Earlier this year, a hacker tried to double-spend litecoin (LTC) before an emergency, 13-block reorganization thwarted the attack.

Even though developers have released a flurry of code patches to prevent a repeat, most of the Litecoin network’s nodes have still not installed the fix.

The patch has been available for free download for nearly two months. Nonetheless, of the nodes tracked by a major monitoring service, less than 30% are running up-to-date software that would reject the type of transactions behind April’s double-spending attempt.

Sadly, the largest cohort of node operators on the Litecoin network by software version run v0.21.4. This vulnerable version is live on roughly 39% of reachable nodes, most of which are non-mining.
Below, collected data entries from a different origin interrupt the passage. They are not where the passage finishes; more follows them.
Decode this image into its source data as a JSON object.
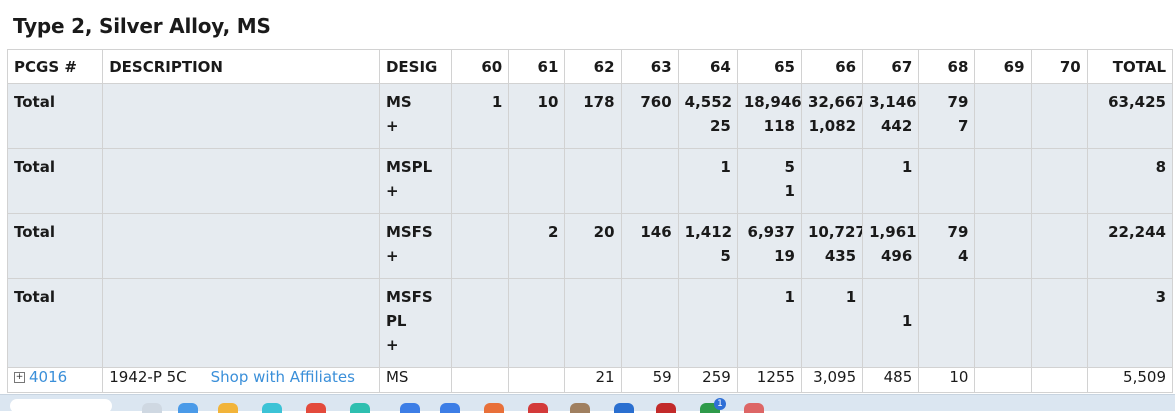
{
  "title": "Type 2, Silver Alloy, MS",
  "columns": [
    "PCGS #",
    "DESCRIPTION",
    "DESIG",
    "60",
    "61",
    "62",
    "63",
    "64",
    "65",
    "66",
    "67",
    "68",
    "69",
    "70",
    "TOTAL"
  ],
  "rows": [
    {
      "pcgs": "Total",
      "desc": "",
      "desig": [
        "MS",
        "+"
      ],
      "grades": [
        [
          "1"
        ],
        [
          "10"
        ],
        [
          "178"
        ],
        [
          "760"
        ],
        [
          "4,552",
          "25"
        ],
        [
          "18,946",
          "118"
        ],
        [
          "32,667",
          "1,082"
        ],
        [
          "3,146",
          "442"
        ],
        [
          "79",
          "7"
        ],
        [],
        []
      ],
      "total": "63,425"
    },
    {
      "pcgs": "Total",
      "desc": "",
      "desig": [
        "MSPL",
        "+"
      ],
      "grades": [
        [],
        [],
        [],
        [],
        [
          "1"
        ],
        [
          "5",
          "1"
        ],
        [],
        [
          "1"
        ],
        [],
        [],
        []
      ],
      "total": "8"
    },
    {
      "pcgs": "Total",
      "desc": "",
      "desig": [
        "MSFS",
        "+"
      ],
      "grades": [
        [],
        [
          "2"
        ],
        [
          "20"
        ],
        [
          "146"
        ],
        [
          "1,412",
          "5"
        ],
        [
          "6,937",
          "19"
        ],
        [
          "10,727",
          "435"
        ],
        [
          "1,961",
          "496"
        ],
        [
          "79",
          "4"
        ],
        [],
        []
      ],
      "total": "22,244"
    },
    {
      "pcgs": "Total",
      "desc": "",
      "desig": [
        "MSFS",
        "PL",
        "+"
      ],
      "grades": [
        [],
        [],
        [],
        [],
        [],
        [
          "1"
        ],
        [
          "1"
        ],
        [
          "",
          "1"
        ],
        [],
        [],
        []
      ],
      "total": "3"
    }
  ],
  "coin_row": {
    "expander": "+",
    "pcgs": "4016",
    "desc": "1942-P 5C",
    "link": "Shop with Affiliates",
    "desig": "MS",
    "grades": [
      "",
      "",
      "21",
      "59",
      "259",
      "1255",
      "3,095",
      "485",
      "10",
      "",
      ""
    ],
    "total": "5,509"
  },
  "taskbar": {
    "notification_count": "1"
  },
  "colors": {
    "total_row_bg": "#e6ebf0",
    "link": "#3a8fd9",
    "border": "#d2d2d2"
  }
}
Fortunately, most mining Litecoin nodes have updated their software, despite most validating nodes, which comprise the majority of the network, still operating with old, buggy code.

Read more: Bitcoin thieves got away with ATM double-spending spree across Canada

A post-incident review admitted that adoption of the patched software was a meager 23% after nearly two weeks of public release.
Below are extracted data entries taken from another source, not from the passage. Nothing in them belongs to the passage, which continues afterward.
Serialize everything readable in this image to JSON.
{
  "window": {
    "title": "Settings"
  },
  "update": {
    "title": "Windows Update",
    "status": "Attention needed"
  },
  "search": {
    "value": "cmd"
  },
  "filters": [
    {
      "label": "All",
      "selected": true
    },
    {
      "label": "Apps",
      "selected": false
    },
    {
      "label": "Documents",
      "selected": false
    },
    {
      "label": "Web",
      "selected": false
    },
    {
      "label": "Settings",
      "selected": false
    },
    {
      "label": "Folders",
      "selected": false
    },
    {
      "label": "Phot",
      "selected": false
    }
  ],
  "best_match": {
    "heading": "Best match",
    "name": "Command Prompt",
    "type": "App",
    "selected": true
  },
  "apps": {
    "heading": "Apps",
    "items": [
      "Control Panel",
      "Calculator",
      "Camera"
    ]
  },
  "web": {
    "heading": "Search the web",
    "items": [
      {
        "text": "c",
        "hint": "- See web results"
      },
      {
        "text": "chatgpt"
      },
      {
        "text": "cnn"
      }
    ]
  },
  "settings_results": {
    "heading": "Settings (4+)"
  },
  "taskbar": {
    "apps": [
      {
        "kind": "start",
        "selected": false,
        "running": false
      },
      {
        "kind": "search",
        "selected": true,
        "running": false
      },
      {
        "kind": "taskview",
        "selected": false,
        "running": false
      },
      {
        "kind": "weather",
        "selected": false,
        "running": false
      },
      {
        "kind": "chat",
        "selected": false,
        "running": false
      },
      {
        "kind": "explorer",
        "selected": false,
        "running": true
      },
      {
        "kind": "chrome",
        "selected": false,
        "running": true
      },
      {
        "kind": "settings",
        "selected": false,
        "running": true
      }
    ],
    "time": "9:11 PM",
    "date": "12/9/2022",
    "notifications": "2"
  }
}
As weeks roll on, malformed transactions that triggered April’s reorg would still find a temporarily receptive majority today on the internet, even though miners wouldn’t be fooled and continue building on the correct chaintip.

The original vulnerability sat in Litecoin Core’s handling of MimbleWimble Extension Block (MWEB) transactions. MWEB is a Litecoin privacy layer the project activated in 2022. 
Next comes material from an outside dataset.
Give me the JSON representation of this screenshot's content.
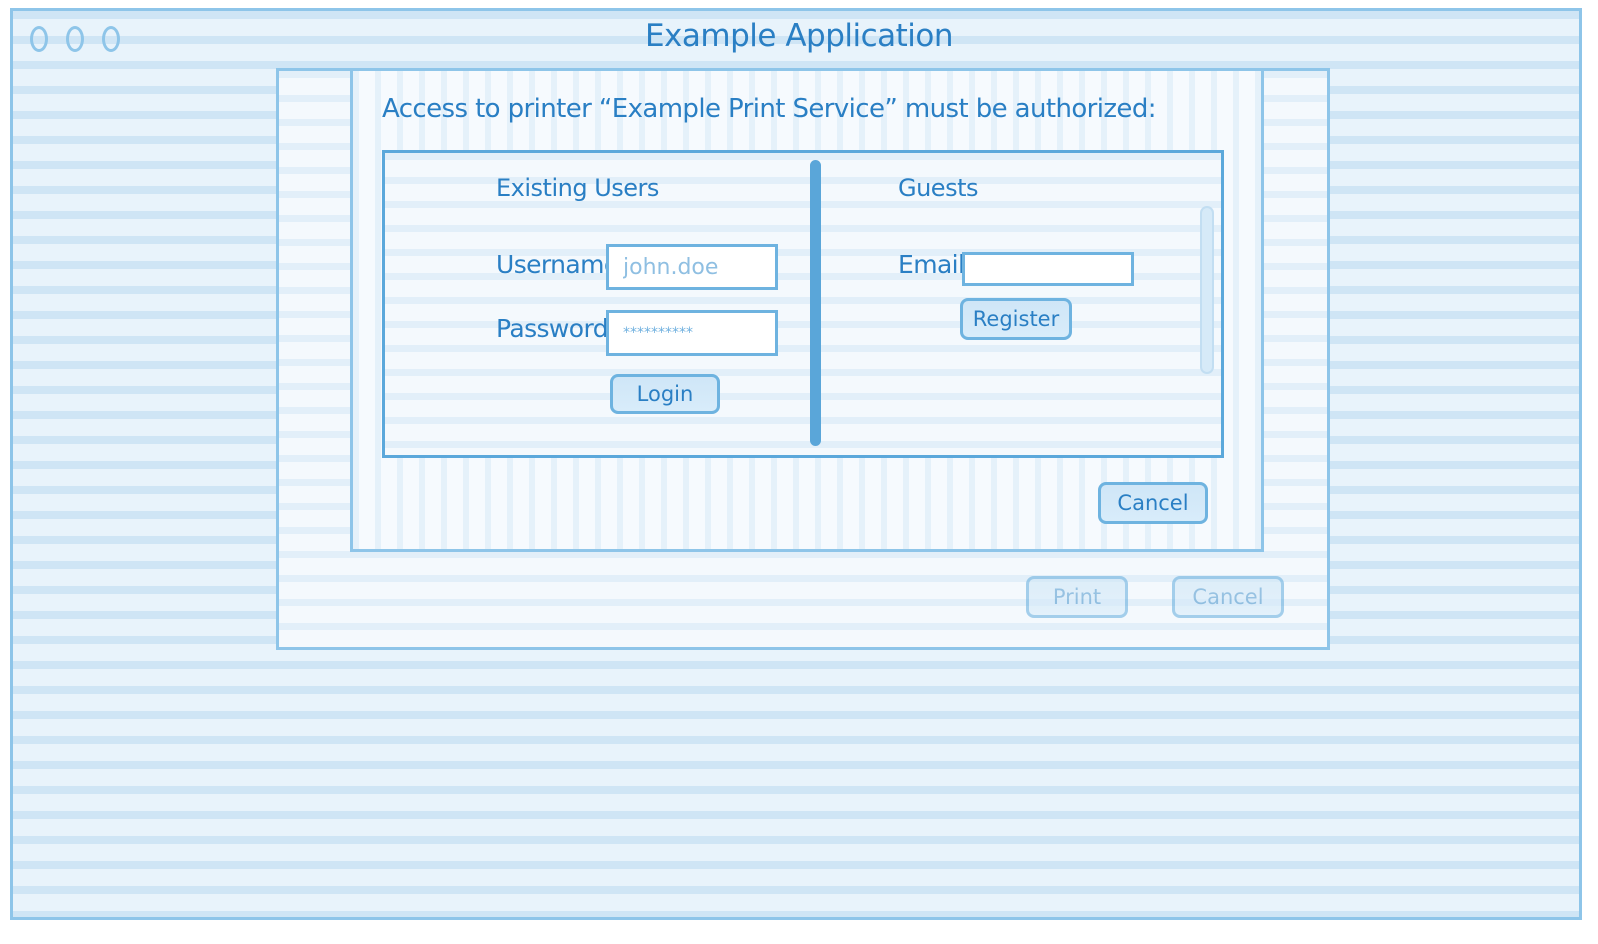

Earlier this year, a malformed MWEB peg-out transaction allowed a tiny input to back a far larger withdrawal of LTC, effectively creating coins that should never have existed.

Nodes ignore the patch for Litecoin’s double-spending bug

It would be far more secure if most — or ideally all — nodes patched their software to reject invalid peg-out transactions containing unfairly minted LTC, but despite the fix being public for weeks, the network has declined or simply been too lazy to install it.

Released in April, still not picked up by most Litecoin nodes.

The major incident involving the exploit occurred on April 25. Non-upgraded mining nodes accepted an invalid MWEB transaction, and an attacker pegged out coins to third-party venues in an attempt to convert the fake LTC for other assets.

A 13-block reorganization beginning at block 3,095,931, documented in the post-mortem, fortunately reversed those transactions and wiped out roughly half an hour of blockchain activities.

The official Litecoin account admitted on social media, “A zero-day bug caused a DoS attack that disrupted major mining pools.” Litecoin creator Charlie Lee also posted about the double-spending attempt.

Litecoin node software developers shipped v0.21.5.4 the day after the reorg to stop the immediate threat of mining denial-of-service.

They soon followed with another patch in early May, v0.21.5.5, to add consensus-level MWEB validation hardening. Many node operators have simply ignored it.

Litecoin has a market cap of $3.4 billion. Its long-term security depends on software updates that most node operators have ignored for almost two months.